La prova piena a carico del deducente circa i danni subiti per illegittimo ritardo nel rilascio di un permesso di costruire non può essere sostituita mediante l'utilizzo della consulenza tecnica d'ufficio, poiché quest' ultimo è un mezzo istruttorio residuale e deputato a svolgere compiti integrativi e non già esclusivi della prova.
Qualora con l'azione di risarcimento danni da illegittimo ritardo nel rilascio di un permesso di costruire si chieda il ristoro del pregiudizio derivante dalla riduzione del possibile sfruttamento edificatorio dell'area a causa della realizzazione, nelle more, di manufatti da parte di altri proprietari, è onere del ricorrente fornire la prova della legittimità dell'intervento non più assentibile, in termini, ad esempio, di compatibilità dei maggiori volumi e superfici agli indici di fabbricabilità, ai confini antecedenti ed attuali con gli edifici frontisti ed agli altri requisiti necessari a valutarne la conformità urbanistica, anche mediante la produzione in giudizio di apposito progetto.

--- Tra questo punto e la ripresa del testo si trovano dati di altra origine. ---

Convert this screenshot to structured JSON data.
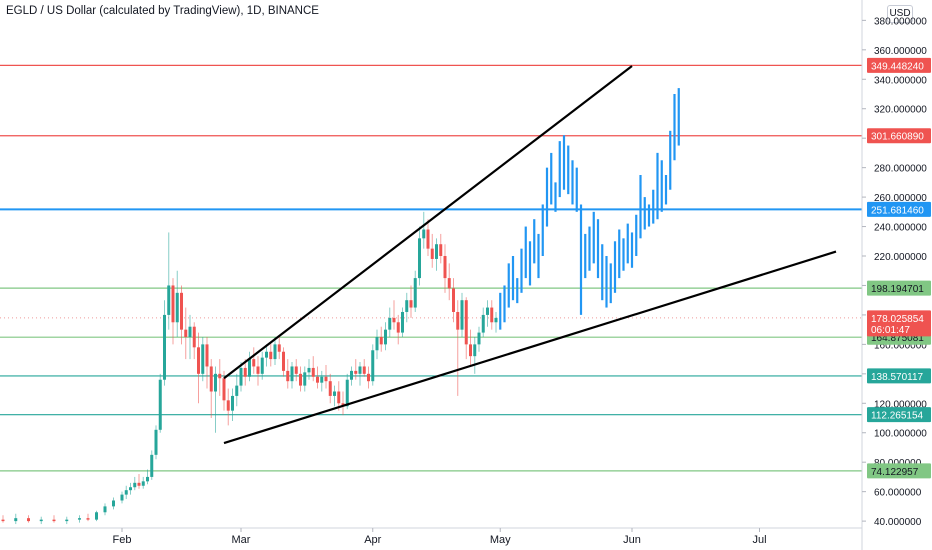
{
  "header": {
    "title": "EGLD / US Dollar (calculated by TradingView), 1D, BINANCE",
    "currency_button": "USD"
  },
  "colors": {
    "up": "#26a69a",
    "down": "#ef5350",
    "projection": "#2196f3",
    "trendline": "#000000"
  },
  "chart_data": {
    "type": "candlestick",
    "title": "EGLD / US Dollar (calculated by TradingView), 1D, BINANCE",
    "ylim": [
      36,
      385
    ],
    "y_ticks": [
      40,
      60,
      80,
      100,
      120,
      140,
      160,
      180,
      200,
      220,
      240,
      260,
      280,
      300,
      320,
      340,
      360,
      380
    ],
    "y_tick_labels": [
      "40.000000",
      "60.000000",
      "80.000000",
      "100.000000",
      "120.000000",
      "140.000000",
      "160.000000",
      "180.000000",
      "200.000000",
      "220.000000",
      "240.000000",
      "260.000000",
      "280.000000",
      "300.000000",
      "320.000000",
      "340.000000",
      "360.000000",
      "380.000000"
    ],
    "x_ticks": [
      {
        "date": "2021-02-01",
        "label": "Feb"
      },
      {
        "date": "2021-03-01",
        "label": "Mar"
      },
      {
        "date": "2021-04-01",
        "label": "Apr"
      },
      {
        "date": "2021-05-01",
        "label": "May"
      },
      {
        "date": "2021-06-01",
        "label": "Jun"
      },
      {
        "date": "2021-07-01",
        "label": "Jul"
      }
    ],
    "price_levels": [
      {
        "price": 349.44824,
        "label": "349.448240",
        "color": "#ef5350",
        "kind": "resistance"
      },
      {
        "price": 301.66089,
        "label": "301.660890",
        "color": "#ef5350",
        "kind": "resistance"
      },
      {
        "price": 251.68146,
        "label": "251.681460",
        "color": "#2196f3",
        "kind": "level"
      },
      {
        "price": 198.194701,
        "label": "198.194701",
        "color": "#81c784",
        "kind": "support"
      },
      {
        "price": 164.875081,
        "label": "164.875081",
        "color": "#81c784",
        "kind": "support"
      },
      {
        "price": 138.570117,
        "label": "138.570117",
        "color": "#26a69a",
        "kind": "support"
      },
      {
        "price": 112.265154,
        "label": "112.265154",
        "color": "#26a69a",
        "kind": "support"
      },
      {
        "price": 74.122957,
        "label": "74.122957",
        "color": "#81c784",
        "kind": "support"
      }
    ],
    "current_price": {
      "price": 178.025854,
      "label": "178.025854",
      "countdown": "06:01:47"
    },
    "trendlines": [
      {
        "from": {
          "date": "2021-02-25",
          "price": 93
        },
        "to": {
          "date": "2021-07-19",
          "price": 223
        }
      },
      {
        "from": {
          "date": "2021-02-25",
          "price": 137
        },
        "to": {
          "date": "2021-06-01",
          "price": 349
        }
      }
    ],
    "candles": [
      {
        "date": "2021-01-01",
        "o": 40,
        "h": 42,
        "l": 38,
        "c": 41
      },
      {
        "date": "2021-01-04",
        "o": 41,
        "h": 44,
        "l": 39,
        "c": 40
      },
      {
        "date": "2021-01-07",
        "o": 40,
        "h": 45,
        "l": 38,
        "c": 42
      },
      {
        "date": "2021-01-10",
        "o": 42,
        "h": 44,
        "l": 39,
        "c": 40
      },
      {
        "date": "2021-01-13",
        "o": 40,
        "h": 43,
        "l": 38,
        "c": 41
      },
      {
        "date": "2021-01-16",
        "o": 41,
        "h": 44,
        "l": 39,
        "c": 40
      },
      {
        "date": "2021-01-19",
        "o": 40,
        "h": 43,
        "l": 38,
        "c": 41
      },
      {
        "date": "2021-01-22",
        "o": 41,
        "h": 44,
        "l": 39,
        "c": 42
      },
      {
        "date": "2021-01-24",
        "o": 42,
        "h": 45,
        "l": 40,
        "c": 41
      },
      {
        "date": "2021-01-26",
        "o": 41,
        "h": 47,
        "l": 40,
        "c": 46
      },
      {
        "date": "2021-01-28",
        "o": 46,
        "h": 52,
        "l": 44,
        "c": 50
      },
      {
        "date": "2021-01-30",
        "o": 50,
        "h": 56,
        "l": 48,
        "c": 54
      },
      {
        "date": "2021-02-01",
        "o": 54,
        "h": 60,
        "l": 52,
        "c": 58
      },
      {
        "date": "2021-02-02",
        "o": 58,
        "h": 64,
        "l": 55,
        "c": 61
      },
      {
        "date": "2021-02-03",
        "o": 61,
        "h": 66,
        "l": 58,
        "c": 63
      },
      {
        "date": "2021-02-04",
        "o": 63,
        "h": 70,
        "l": 61,
        "c": 66
      },
      {
        "date": "2021-02-05",
        "o": 66,
        "h": 72,
        "l": 62,
        "c": 64
      },
      {
        "date": "2021-02-06",
        "o": 64,
        "h": 70,
        "l": 62,
        "c": 67
      },
      {
        "date": "2021-02-07",
        "o": 67,
        "h": 75,
        "l": 65,
        "c": 70
      },
      {
        "date": "2021-02-08",
        "o": 70,
        "h": 88,
        "l": 68,
        "c": 85
      },
      {
        "date": "2021-02-09",
        "o": 85,
        "h": 105,
        "l": 82,
        "c": 102
      },
      {
        "date": "2021-02-10",
        "o": 102,
        "h": 140,
        "l": 100,
        "c": 136
      },
      {
        "date": "2021-02-11",
        "o": 136,
        "h": 190,
        "l": 132,
        "c": 180
      },
      {
        "date": "2021-02-12",
        "o": 180,
        "h": 236,
        "l": 170,
        "c": 200
      },
      {
        "date": "2021-02-13",
        "o": 200,
        "h": 205,
        "l": 160,
        "c": 175
      },
      {
        "date": "2021-02-14",
        "o": 175,
        "h": 210,
        "l": 165,
        "c": 195
      },
      {
        "date": "2021-02-15",
        "o": 195,
        "h": 200,
        "l": 160,
        "c": 170
      },
      {
        "date": "2021-02-16",
        "o": 170,
        "h": 185,
        "l": 150,
        "c": 165
      },
      {
        "date": "2021-02-17",
        "o": 165,
        "h": 180,
        "l": 150,
        "c": 172
      },
      {
        "date": "2021-02-18",
        "o": 172,
        "h": 175,
        "l": 150,
        "c": 158
      },
      {
        "date": "2021-02-19",
        "o": 158,
        "h": 168,
        "l": 120,
        "c": 140
      },
      {
        "date": "2021-02-20",
        "o": 140,
        "h": 165,
        "l": 135,
        "c": 160
      },
      {
        "date": "2021-02-21",
        "o": 160,
        "h": 165,
        "l": 130,
        "c": 145
      },
      {
        "date": "2021-02-22",
        "o": 145,
        "h": 150,
        "l": 110,
        "c": 128
      },
      {
        "date": "2021-02-23",
        "o": 128,
        "h": 145,
        "l": 100,
        "c": 140
      },
      {
        "date": "2021-02-24",
        "o": 140,
        "h": 150,
        "l": 125,
        "c": 137
      },
      {
        "date": "2021-02-25",
        "o": 137,
        "h": 142,
        "l": 115,
        "c": 122
      },
      {
        "date": "2021-02-26",
        "o": 122,
        "h": 130,
        "l": 105,
        "c": 115
      },
      {
        "date": "2021-02-27",
        "o": 115,
        "h": 130,
        "l": 108,
        "c": 125
      },
      {
        "date": "2021-02-28",
        "o": 125,
        "h": 140,
        "l": 118,
        "c": 132
      },
      {
        "date": "2021-03-01",
        "o": 132,
        "h": 148,
        "l": 128,
        "c": 144
      },
      {
        "date": "2021-03-02",
        "o": 144,
        "h": 150,
        "l": 132,
        "c": 138
      },
      {
        "date": "2021-03-03",
        "o": 138,
        "h": 155,
        "l": 135,
        "c": 150
      },
      {
        "date": "2021-03-04",
        "o": 150,
        "h": 158,
        "l": 140,
        "c": 145
      },
      {
        "date": "2021-03-05",
        "o": 145,
        "h": 152,
        "l": 132,
        "c": 140
      },
      {
        "date": "2021-03-06",
        "o": 140,
        "h": 155,
        "l": 136,
        "c": 151
      },
      {
        "date": "2021-03-07",
        "o": 151,
        "h": 160,
        "l": 145,
        "c": 155
      },
      {
        "date": "2021-03-08",
        "o": 155,
        "h": 162,
        "l": 145,
        "c": 150
      },
      {
        "date": "2021-03-09",
        "o": 150,
        "h": 165,
        "l": 146,
        "c": 160
      },
      {
        "date": "2021-03-10",
        "o": 160,
        "h": 166,
        "l": 150,
        "c": 155
      },
      {
        "date": "2021-03-11",
        "o": 155,
        "h": 158,
        "l": 138,
        "c": 142
      },
      {
        "date": "2021-03-12",
        "o": 142,
        "h": 150,
        "l": 130,
        "c": 135
      },
      {
        "date": "2021-03-13",
        "o": 135,
        "h": 148,
        "l": 130,
        "c": 145
      },
      {
        "date": "2021-03-14",
        "o": 145,
        "h": 150,
        "l": 135,
        "c": 140
      },
      {
        "date": "2021-03-15",
        "o": 140,
        "h": 145,
        "l": 128,
        "c": 132
      },
      {
        "date": "2021-03-16",
        "o": 132,
        "h": 145,
        "l": 128,
        "c": 141
      },
      {
        "date": "2021-03-17",
        "o": 141,
        "h": 150,
        "l": 136,
        "c": 144
      },
      {
        "date": "2021-03-18",
        "o": 144,
        "h": 152,
        "l": 135,
        "c": 138
      },
      {
        "date": "2021-03-19",
        "o": 138,
        "h": 145,
        "l": 130,
        "c": 134
      },
      {
        "date": "2021-03-20",
        "o": 134,
        "h": 142,
        "l": 128,
        "c": 138
      },
      {
        "date": "2021-03-21",
        "o": 138,
        "h": 146,
        "l": 130,
        "c": 135
      },
      {
        "date": "2021-03-22",
        "o": 135,
        "h": 140,
        "l": 120,
        "c": 125
      },
      {
        "date": "2021-03-23",
        "o": 125,
        "h": 132,
        "l": 118,
        "c": 128
      },
      {
        "date": "2021-03-24",
        "o": 128,
        "h": 135,
        "l": 115,
        "c": 120
      },
      {
        "date": "2021-03-25",
        "o": 120,
        "h": 128,
        "l": 112,
        "c": 118
      },
      {
        "date": "2021-03-26",
        "o": 118,
        "h": 140,
        "l": 116,
        "c": 136
      },
      {
        "date": "2021-03-27",
        "o": 136,
        "h": 145,
        "l": 132,
        "c": 142
      },
      {
        "date": "2021-03-28",
        "o": 142,
        "h": 150,
        "l": 136,
        "c": 140
      },
      {
        "date": "2021-03-29",
        "o": 140,
        "h": 148,
        "l": 132,
        "c": 145
      },
      {
        "date": "2021-03-30",
        "o": 145,
        "h": 150,
        "l": 138,
        "c": 140
      },
      {
        "date": "2021-03-31",
        "o": 140,
        "h": 145,
        "l": 130,
        "c": 135
      },
      {
        "date": "2021-04-01",
        "o": 135,
        "h": 160,
        "l": 132,
        "c": 156
      },
      {
        "date": "2021-04-02",
        "o": 156,
        "h": 170,
        "l": 150,
        "c": 165
      },
      {
        "date": "2021-04-03",
        "o": 165,
        "h": 172,
        "l": 155,
        "c": 160
      },
      {
        "date": "2021-04-04",
        "o": 160,
        "h": 175,
        "l": 156,
        "c": 170
      },
      {
        "date": "2021-04-05",
        "o": 170,
        "h": 185,
        "l": 165,
        "c": 178
      },
      {
        "date": "2021-04-06",
        "o": 178,
        "h": 190,
        "l": 170,
        "c": 175
      },
      {
        "date": "2021-04-07",
        "o": 175,
        "h": 180,
        "l": 160,
        "c": 168
      },
      {
        "date": "2021-04-08",
        "o": 168,
        "h": 185,
        "l": 165,
        "c": 182
      },
      {
        "date": "2021-04-09",
        "o": 182,
        "h": 195,
        "l": 175,
        "c": 190
      },
      {
        "date": "2021-04-10",
        "o": 190,
        "h": 200,
        "l": 178,
        "c": 185
      },
      {
        "date": "2021-04-11",
        "o": 185,
        "h": 210,
        "l": 182,
        "c": 205
      },
      {
        "date": "2021-04-12",
        "o": 205,
        "h": 240,
        "l": 200,
        "c": 232
      },
      {
        "date": "2021-04-13",
        "o": 232,
        "h": 250,
        "l": 225,
        "c": 238
      },
      {
        "date": "2021-04-14",
        "o": 238,
        "h": 245,
        "l": 220,
        "c": 225
      },
      {
        "date": "2021-04-15",
        "o": 225,
        "h": 235,
        "l": 212,
        "c": 218
      },
      {
        "date": "2021-04-16",
        "o": 218,
        "h": 232,
        "l": 210,
        "c": 228
      },
      {
        "date": "2021-04-17",
        "o": 228,
        "h": 235,
        "l": 215,
        "c": 220
      },
      {
        "date": "2021-04-18",
        "o": 220,
        "h": 228,
        "l": 195,
        "c": 205
      },
      {
        "date": "2021-04-19",
        "o": 205,
        "h": 215,
        "l": 190,
        "c": 198
      },
      {
        "date": "2021-04-20",
        "o": 198,
        "h": 205,
        "l": 175,
        "c": 182
      },
      {
        "date": "2021-04-21",
        "o": 182,
        "h": 190,
        "l": 125,
        "c": 170
      },
      {
        "date": "2021-04-22",
        "o": 170,
        "h": 195,
        "l": 165,
        "c": 190
      },
      {
        "date": "2021-04-23",
        "o": 190,
        "h": 192,
        "l": 150,
        "c": 160
      },
      {
        "date": "2021-04-24",
        "o": 160,
        "h": 170,
        "l": 145,
        "c": 152
      },
      {
        "date": "2021-04-25",
        "o": 152,
        "h": 165,
        "l": 140,
        "c": 160
      },
      {
        "date": "2021-04-26",
        "o": 160,
        "h": 172,
        "l": 155,
        "c": 168
      },
      {
        "date": "2021-04-27",
        "o": 168,
        "h": 185,
        "l": 165,
        "c": 180
      },
      {
        "date": "2021-04-28",
        "o": 180,
        "h": 190,
        "l": 172,
        "c": 185
      },
      {
        "date": "2021-04-29",
        "o": 185,
        "h": 190,
        "l": 170,
        "c": 175
      },
      {
        "date": "2021-04-30",
        "o": 175,
        "h": 182,
        "l": 168,
        "c": 178
      }
    ],
    "projection_bars": [
      {
        "date": "2021-05-01",
        "h": 195,
        "l": 170
      },
      {
        "date": "2021-05-02",
        "h": 200,
        "l": 175
      },
      {
        "date": "2021-05-03",
        "h": 215,
        "l": 185
      },
      {
        "date": "2021-05-04",
        "h": 220,
        "l": 190
      },
      {
        "date": "2021-05-05",
        "h": 205,
        "l": 188
      },
      {
        "date": "2021-05-06",
        "h": 225,
        "l": 195
      },
      {
        "date": "2021-05-07",
        "h": 240,
        "l": 205
      },
      {
        "date": "2021-05-08",
        "h": 230,
        "l": 200
      },
      {
        "date": "2021-05-09",
        "h": 245,
        "l": 215
      },
      {
        "date": "2021-05-10",
        "h": 235,
        "l": 205
      },
      {
        "date": "2021-05-11",
        "h": 255,
        "l": 220
      },
      {
        "date": "2021-05-12",
        "h": 280,
        "l": 240
      },
      {
        "date": "2021-05-13",
        "h": 290,
        "l": 255
      },
      {
        "date": "2021-05-14",
        "h": 270,
        "l": 250
      },
      {
        "date": "2021-05-15",
        "h": 298,
        "l": 260
      },
      {
        "date": "2021-05-16",
        "h": 302,
        "l": 265
      },
      {
        "date": "2021-05-17",
        "h": 295,
        "l": 262
      },
      {
        "date": "2021-05-18",
        "h": 285,
        "l": 255
      },
      {
        "date": "2021-05-19",
        "h": 280,
        "l": 250
      },
      {
        "date": "2021-05-20",
        "h": 255,
        "l": 180
      },
      {
        "date": "2021-05-21",
        "h": 235,
        "l": 205
      },
      {
        "date": "2021-05-22",
        "h": 240,
        "l": 210
      },
      {
        "date": "2021-05-23",
        "h": 250,
        "l": 215
      },
      {
        "date": "2021-05-24",
        "h": 245,
        "l": 205
      },
      {
        "date": "2021-05-25",
        "h": 228,
        "l": 190
      },
      {
        "date": "2021-05-26",
        "h": 220,
        "l": 185
      },
      {
        "date": "2021-05-27",
        "h": 215,
        "l": 188
      },
      {
        "date": "2021-05-28",
        "h": 230,
        "l": 195
      },
      {
        "date": "2021-05-29",
        "h": 238,
        "l": 205
      },
      {
        "date": "2021-05-30",
        "h": 232,
        "l": 210
      },
      {
        "date": "2021-05-31",
        "h": 242,
        "l": 215
      },
      {
        "date": "2021-06-01",
        "h": 236,
        "l": 212
      },
      {
        "date": "2021-06-02",
        "h": 248,
        "l": 220
      },
      {
        "date": "2021-06-03",
        "h": 275,
        "l": 232
      },
      {
        "date": "2021-06-04",
        "h": 260,
        "l": 238
      },
      {
        "date": "2021-06-05",
        "h": 255,
        "l": 240
      },
      {
        "date": "2021-06-06",
        "h": 265,
        "l": 242
      },
      {
        "date": "2021-06-07",
        "h": 290,
        "l": 245
      },
      {
        "date": "2021-06-08",
        "h": 285,
        "l": 250
      },
      {
        "date": "2021-06-09",
        "h": 275,
        "l": 255
      },
      {
        "date": "2021-06-10",
        "h": 305,
        "l": 265
      },
      {
        "date": "2021-06-11",
        "h": 330,
        "l": 285
      },
      {
        "date": "2021-06-12",
        "h": 334,
        "l": 295
      }
    ]
  }
}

[42] Art. 2-bis. L n 241/1990 (Conseguenze per il ritardo dell’amministrazione nella conclusione del procedimento): 1. Le pubbliche amministrazioni e i soggetti di cui all’articolo 1, comma 1-ter, sono tenuti al risarcimento del danno ingiusto cagionato in conseguenza dell’inosservanza dolosa o colposa del termine di conclusione del procedimento. 2. Le controversie relative all’applicazione del presente articolo sono attribuite alla giurisdizione esclusiva del giudice amministrativo. Il diritto al risarcimento del danno si prescrive in cinque anni.